At Webster Consulting we like to inform people about some of the potential dangers of modern computing. Whether that be on a traditional pc, smart phone or the new iPad. We don’t like to single out any particular country or region however the article below gives you the reader an indication of how BIG the problem really is.

Internet swindlers’ incomes in the Russian cyberspace exceed $1 billion a year. This data is given by Sergey Golovanov, a leading analyst at the Kaspersky Laboratory. According to his approximate estimates, every year 20 million users become victims of Internet malefactors in Russia alone.

Any senior school student with average computer literacy dreams of trying their hand at hacking. Cracking a licensed programmme or breaking into a classmate’s page on a popular social networking site seems quite a harmless joke at first. Gradually acquiring a taste for this activity in cyberspace, young hackers often start looking for material benefits.

The more skilled the malefactor, the more sophisticated and unusual are their methods of breaking into other people’s computers, experts say. Swindlers steal confidential and personal information with the help of various viruses, worms and trojans. The most popular targets for theft are e-mail and web services credentials, electronic purse passkeys and on-line games. Then this information paves the way for spamming, might be sold or plainly used for direct theft.

“It often happens that users themselves do not take care of the confidentiality of their data on the Internet,” says Pavel Lebedev, the leader of the Internet World project of the Public Opinion Foundation.

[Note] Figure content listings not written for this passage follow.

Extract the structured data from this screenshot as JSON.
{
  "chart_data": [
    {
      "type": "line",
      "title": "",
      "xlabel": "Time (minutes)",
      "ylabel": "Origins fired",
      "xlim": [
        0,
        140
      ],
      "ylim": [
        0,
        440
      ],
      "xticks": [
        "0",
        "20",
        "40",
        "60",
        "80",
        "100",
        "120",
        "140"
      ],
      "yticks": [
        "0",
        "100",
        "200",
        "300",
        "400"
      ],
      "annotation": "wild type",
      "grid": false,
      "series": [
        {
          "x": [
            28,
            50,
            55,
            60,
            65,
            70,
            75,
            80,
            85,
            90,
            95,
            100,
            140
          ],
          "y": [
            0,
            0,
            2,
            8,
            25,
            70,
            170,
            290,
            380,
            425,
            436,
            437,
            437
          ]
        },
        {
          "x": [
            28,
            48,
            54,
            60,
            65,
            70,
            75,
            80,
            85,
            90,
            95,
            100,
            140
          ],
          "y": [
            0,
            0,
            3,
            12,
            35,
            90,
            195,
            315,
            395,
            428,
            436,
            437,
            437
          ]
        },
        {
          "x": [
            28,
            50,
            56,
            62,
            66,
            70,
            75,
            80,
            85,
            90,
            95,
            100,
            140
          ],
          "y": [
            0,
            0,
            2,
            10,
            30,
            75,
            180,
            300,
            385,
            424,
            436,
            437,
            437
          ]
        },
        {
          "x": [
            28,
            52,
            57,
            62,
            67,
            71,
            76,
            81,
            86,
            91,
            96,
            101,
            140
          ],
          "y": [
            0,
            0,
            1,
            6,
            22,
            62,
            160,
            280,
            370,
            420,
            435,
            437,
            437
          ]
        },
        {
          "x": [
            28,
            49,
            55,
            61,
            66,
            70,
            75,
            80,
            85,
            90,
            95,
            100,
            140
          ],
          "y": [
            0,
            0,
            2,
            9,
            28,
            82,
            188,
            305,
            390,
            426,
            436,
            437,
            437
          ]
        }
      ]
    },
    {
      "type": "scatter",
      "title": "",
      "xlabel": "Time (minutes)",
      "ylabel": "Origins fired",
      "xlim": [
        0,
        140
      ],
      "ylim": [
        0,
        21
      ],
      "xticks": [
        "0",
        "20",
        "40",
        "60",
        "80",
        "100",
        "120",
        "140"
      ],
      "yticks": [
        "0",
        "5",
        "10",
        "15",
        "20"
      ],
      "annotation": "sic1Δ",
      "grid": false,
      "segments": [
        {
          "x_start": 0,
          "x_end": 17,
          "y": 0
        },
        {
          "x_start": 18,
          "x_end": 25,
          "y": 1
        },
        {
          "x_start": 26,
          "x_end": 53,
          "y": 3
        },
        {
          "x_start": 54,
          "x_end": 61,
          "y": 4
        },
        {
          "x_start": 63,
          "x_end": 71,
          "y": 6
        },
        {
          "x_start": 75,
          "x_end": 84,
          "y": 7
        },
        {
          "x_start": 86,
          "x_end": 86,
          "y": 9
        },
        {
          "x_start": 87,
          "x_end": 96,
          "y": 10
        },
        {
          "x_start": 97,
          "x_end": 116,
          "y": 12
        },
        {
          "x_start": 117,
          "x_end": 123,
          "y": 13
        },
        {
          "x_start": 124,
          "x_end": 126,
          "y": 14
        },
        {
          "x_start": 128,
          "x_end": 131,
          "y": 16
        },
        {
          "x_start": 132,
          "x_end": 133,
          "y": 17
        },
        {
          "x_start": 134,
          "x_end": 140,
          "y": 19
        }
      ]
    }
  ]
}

“We have very interesting figures that say that about 60% of people have the same password for all their mailboxes, social network accounts, etc. This means that cracking only one element from a number of different sites allows a wrong-doer to gain access to the rest of this person’s data warehouses.”

The cybercrime problem can be solved through simultaneously doing two things, Pavel Lebedev believes. The first is raising common computer literacy.

“I do not mean that people should be taught to use certain programmes but it should be explained to them that leaving personal data on digital carriers is the same as leaving it on paper. Moreover, stealing things in the digital world is much easier because everything is more open and available.”

Secondly, it is necessary to fine-tune the law. No more than 5-6 people a year are prosecuted for cybercrime in Russia. The number of crimes is higher manifold. Apart from that, the punishment is incomparable with the payoffs, so even when exposed, malefactors do not give up their illegal activities in the future.

Amendments to the law on personal data became effective in Russia in January 2011. They are aimed at protecting this data on the Internet. Experts believe that this is not enough, but this is only the beginning.